A copy of the proposals Of the council
TITLE OF REPORT:
Civil Bus Lane Enforcement in Gateshead
Paul Dowling, Strategic Director, Communities & EnvironmentPurpose of the Report
REPORT TO CABINET
24 May 2016
- To seek Cabinet approval to introduce civil enforcement of bus lane traffic contraventions in Gateshead and to recommend to Council that it sets a charge level for the contraventions and nominates one of its Councillors to the Bus Lane Adjudication Joint Committee.
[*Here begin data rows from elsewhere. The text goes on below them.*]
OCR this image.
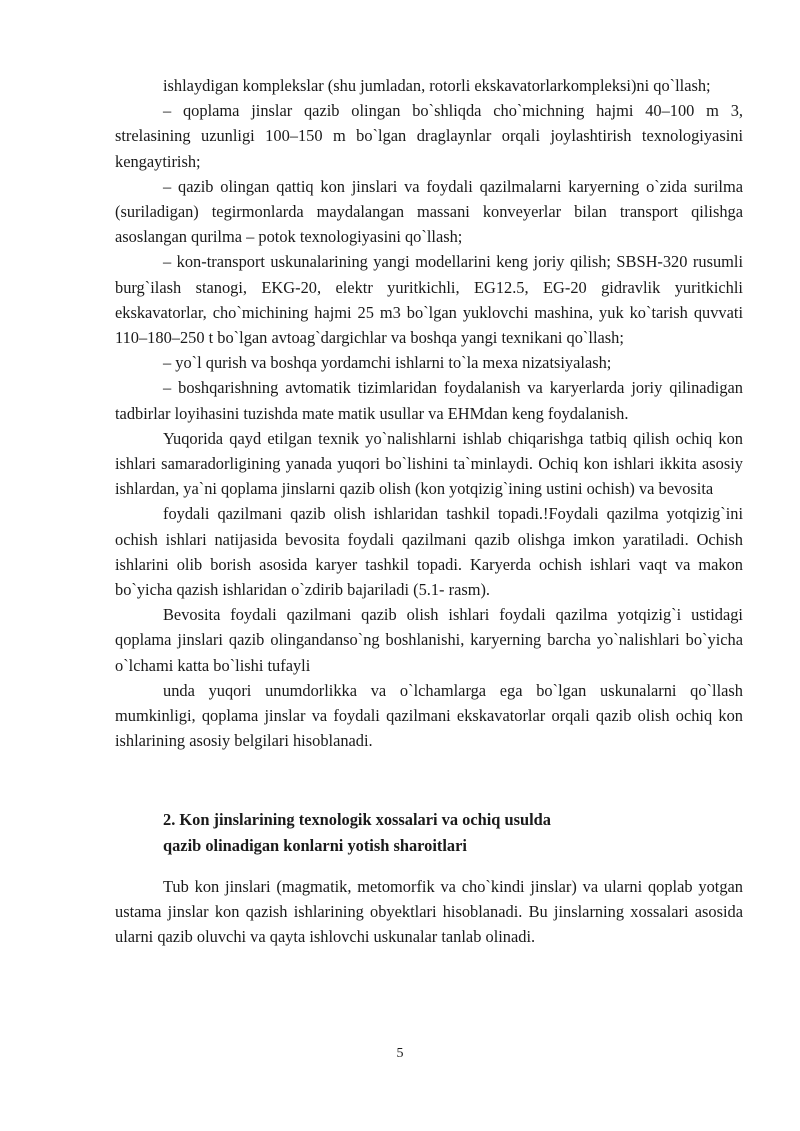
ishlaydigan komplekslar (shu jumladan, rotorli ekskavatorlarkompleksi)ni qo`llash;

– qoplama jinslar qazib olingan bo`shliqda cho`michning hajmi 40–100 m 3, strelasining uzunligi 100–150 m bo`lgan draglaynlar orqali joylashtirish texnologiyasini kengaytirish;

– qazib olingan qattiq kon jinslari va foydali qazilmalarni karyerning o`zida surilma (suriladigan) tegirmonlarda maydalangan massani konveyerlar bilan transport qilishga asoslangan qurilma – potok texnologiyasini qo`llash;

– kon-transport uskunalarining yangi modellarini keng joriy qilish; SBSH-320 rusumli burg`ilash stanogi, EKG-20, elektr yuritkichli, EG12.5, EG-20 gidravlik yuritkichli ekskavatorlar, cho`michining hajmi 25 m3 bo`lgan yuklovchi mashina, yuk ko`tarish quvvati 110–180–250 t bo`lgan avtoag`dargichlar va boshqa yangi texnikani qo`llash;

– yo`l qurish va boshqa yordamchi ishlarni to`la mexa nizatsiyalash;

– boshqarishning avtomatik tizimlaridan foydalanish va karyerlarda joriy qilinadigan tadbirlar loyihasini tuzishda mate matik usullar va EHMdan keng foydalanish.

Yuqorida qayd etilgan texnik yo`nalishlarni ishlab chiqarishga tatbiq qilish ochiq kon ishlari samaradorligining yanada yuqori bo`lishini ta`minlaydi. Ochiq kon ishlari ikkita asosiy ishlardan, ya`ni qoplama jinslarni qazib olish (kon yotqizig`ining ustini ochish) va bevosita

foydali qazilmani qazib olish ishlaridan tashkil topadi.!Foydali qazilma yotqizig`ini ochish ishlari natijasida bevosita foydali qazilmani qazib olishga imkon yaratiladi. Ochish ishlarini olib borish asosida karyer tashkil topadi. Karyerda ochish ishlari vaqt va makon bo`yicha qazish ishlaridan o`zdirib bajariladi (5.1- rasm).

Bevosita foydali qazilmani qazib olish ishlari foydali qazilma yotqizig`i ustidagi qoplama jinslari qazib olingandanso`ng boshlanishi, karyerning barcha yo`nalishlari bo`yicha o`lchami katta bo`lishi tufayli

unda yuqori unumdorlikka va o`lchamlarga ega bo`lgan uskunalarni qo`llash mumkinligi, qoplama jinslar va foydali qazilmani ekskavatorlar orqali qazib olish ochiq kon ishlarining asosiy belgilari hisoblanadi.

2. Kon jinslarining texnologik xossalari va ochiq usulda
qazib olinadigan konlarni yotish sharoitlari

Tub kon jinslari (magmatik, metomorfik va cho`kindi jinslar) va ularni qoplab yotgan ustama jinslar kon qazish ishlarining obyektlari hisoblanadi. Bu jinslarning xossalari asosida ularni qazib oluvchi va qayta ishlovchi uskunalar tanlab olinadi.

5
- A move to more sustainable modes of travel is a key focus of local, regional and national transport policy. Bus use per capita remains higher in North East England than in any other region of the country outside London. Although that figure has declined over the last decade, a significant factor in encouraging people to make sustainable travel choices is ensuring that services are able to run as efficiently as possible, especially on key routes. Effective enforcement will lead to service improvements and should in turn lead to increased bus use.
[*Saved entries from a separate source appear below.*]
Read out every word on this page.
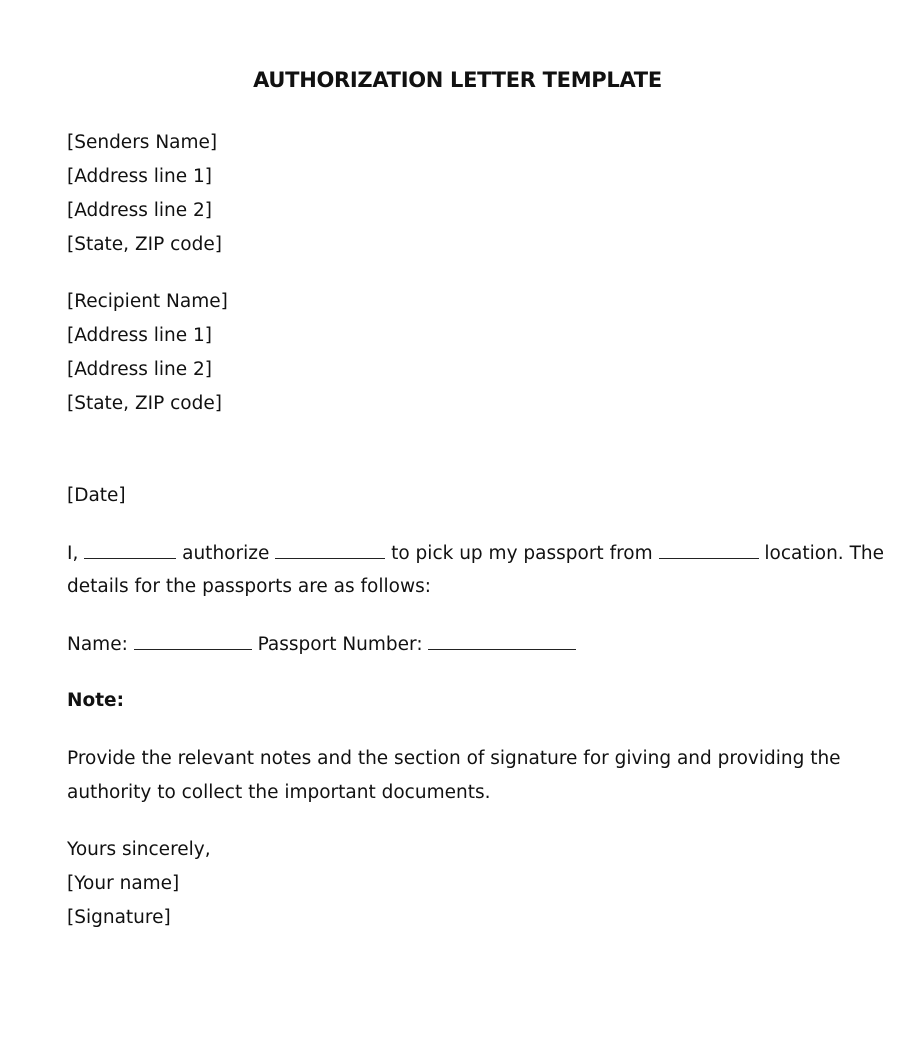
AUTHORIZATION LETTER TEMPLATE
[Senders Name]
[Address line 1]
[Address line 2]
[State, ZIP code]
[Recipient Name]
[Address line 1]
[Address line 2]
[State, ZIP code]
[Date]
I,	authorize	to pick up my passport from	location. The
details for the passports are as follows:
Name:	Passport Number:
Note:
Provide the relevant notes and the section of signature for giving and providing the
authority to collect the important documents.
Yours sincerely,
[Your name]
[Signature]
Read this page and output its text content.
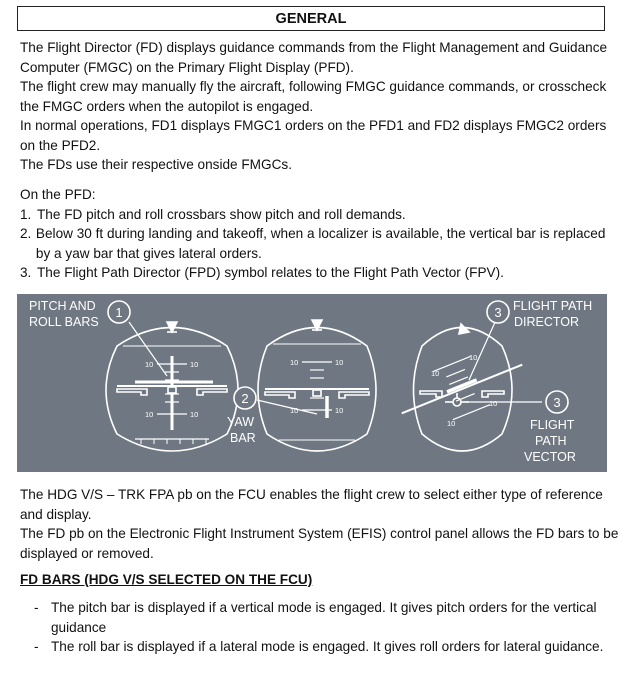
GENERAL

The Flight Director (FD) displays guidance commands from the Flight Management and Guidance Computer (FMGC) on the Primary Flight Display (PFD).

The flight crew may manually fly the aircraft, following FMGC guidance commands, or crosscheck the FMGC orders when the autopilot is engaged.

In normal operations, FD1 displays FMGC1 orders on the PFD1 and FD2 displays FMGC2 orders on the PFD2.

The FDs use their respective onside FMGCs.

On the PFD:

1. The FD pitch and roll crossbars show pitch and roll demands.
2. Below 30 ft during landing and takeoff, when a localizer is available, the vertical bar is replaced by a yaw bar that gives lateral orders.
3. The Flight Path Director (FPD) symbol relates to the Flight Path Vector (FPV).
PITCH AND
ROLL BARS
YAW
BAR
FLIGHT PATH
DIRECTOR
FLIGHT
PATH
VECTOR
1
2
3
3
10	10
10	10
10	10
10	10
10
10
10
10

The HDG V/S – TRK FPA pb on the FCU enables the flight crew to select either type of reference and display.

The FD pb on the Electronic Flight Instrument System (EFIS) control panel allows the FD bars to be displayed or removed.

FD BARS (HDG V/S SELECTED ON THE FCU)
- The pitch bar is displayed if a vertical mode is engaged. It gives pitch orders for the vertical guidance
- The roll bar is displayed if a lateral mode is engaged. It gives roll orders for lateral guidance.
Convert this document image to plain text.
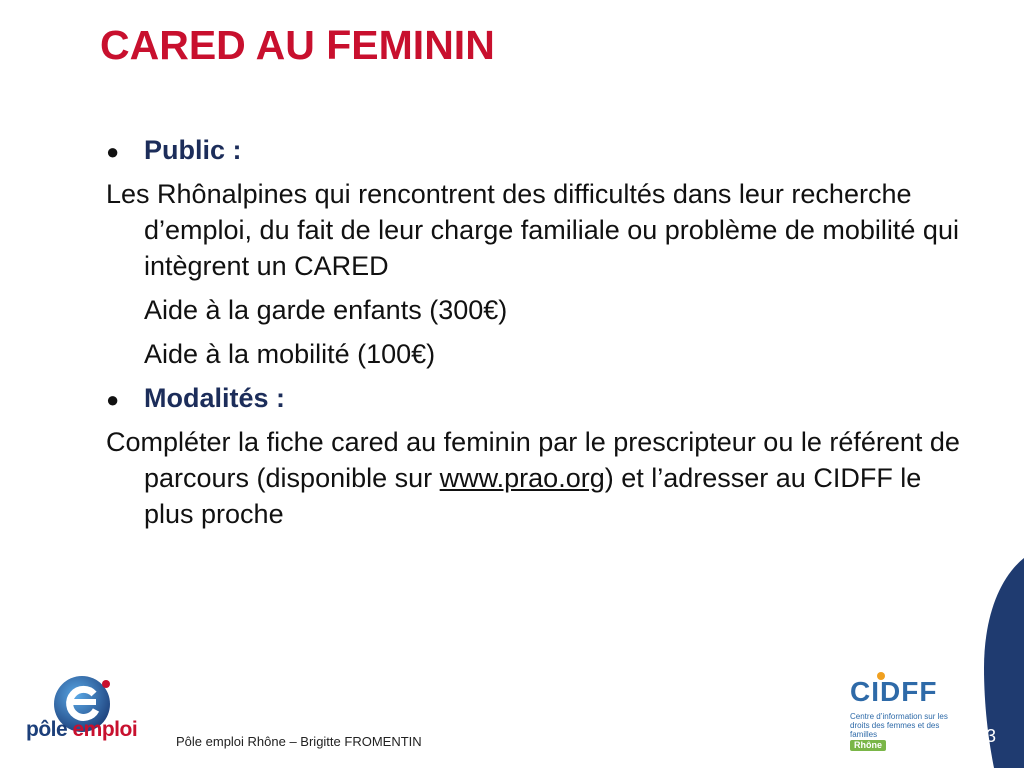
CARED AU FEMININ
● Public :

Les Rhônalpines qui rencontrent des difficultés dans leur recherche d’emploi, du fait de leur charge familiale ou problème de mobilité qui intègrent un CARED

Aide à la garde enfants (300€)

Aide à la mobilité (100€)

● Modalités :

Compléter la fiche cared au feminin par le prescripteur ou le référent de parcours (disponible sur www.prao.org) et l’adresser au CIDFF le plus proche

pôle emploi

Pôle emploi Rhône – Brigitte FROMENTIN

CIDFF

Centre d’information sur les droits des femmes et des familles

Rhône	13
- The Council received the statutory power to undertake bus lane enforcement in 2007, at the same time as our civil parking enforcement powers were granted. These powers are in addition to those held by the Police. However, our bus lane enforcement powers have never been utilised and the power to enforce bus lanes within the Borough has fallen to the Police alone.
- Regulations enable traffic authorities to allow certain classes of vehicles other than buses to use bus lanes without the need for special authorisation. Councils introducing bus lane enforcement should therefore determine their general approach to such exceptions.
- A new Traffic Regulation Order will be required to re-designate the bus lanes and the classes of vehicle authorised to use them.
- 5. Prior to commencement, the Council must approve one of two options for the level of the penalty charge (either £60 or £40) and that decision must then be submitted to the Secretary of State for ratification. The Council must also formally appoint one of its members to the Bus Lane Adjudication Joint Committee, in the same way that it has to the PATROL Joint Committee in relation to Civil Parking Enforcement.
- 6. Enforcement would initially be by means of the Council’s existing approved mobile CCTV vehicle, but it is expected that a system of fixed CCTV cameras would be utilised once driver behaviours become clearer.
8 National guidance exists in relation to what exemptions should apply, and it is proposed to follow this guidance unless there are clear reasons to depart from it.
- 9. It is proposed that Gateshead Council commences bus lane enforcement with effect from 1 November 2016.
- It is recommended that Cabinet:
- Agrees to appoint the Cabinet Member for Environment and Transport to the Bus Lane Adjudication Joint Committee;
- Recommends Council to approve the Code of Practice relating to the use of CCTV for Civil Parking and Bus Lane Enforcement and connected purposes, as set out in Appendix 4;
- Recommends Council to amend the Constitution to give delegated authority to the Service Director, Development, Public Protection and Transport Strategy to carry out the statutory procedure to introduce and operate civil bus lane enforcement and to make such technical amendments to the Council’s Code of Practice for CCTV Enforcement as may be required to comply with changes to national legislation or guidance, or decisions of the Traffic Penalty Tribunal.
- Recommends Council to set the level of Penalty Charge for bus lane contraventions at £60.
- (i) Agrees to the introduction of civil bus lane enforcement in Gateshead with effect from 1 November 2016 (or as soon thereafter as practicable, subject to completion of the statutory processes) on the basis of the key principles outlined in Appendix 2;
For the following reasons:
- To improve the reliability of local bus services, and thereby encourage greater use of buses;
- To comply with the relevant statutory and procedural requirements;
- To ensure enforcement can commence with effect from 1 November 2016;
- To improve consistency in enforcement.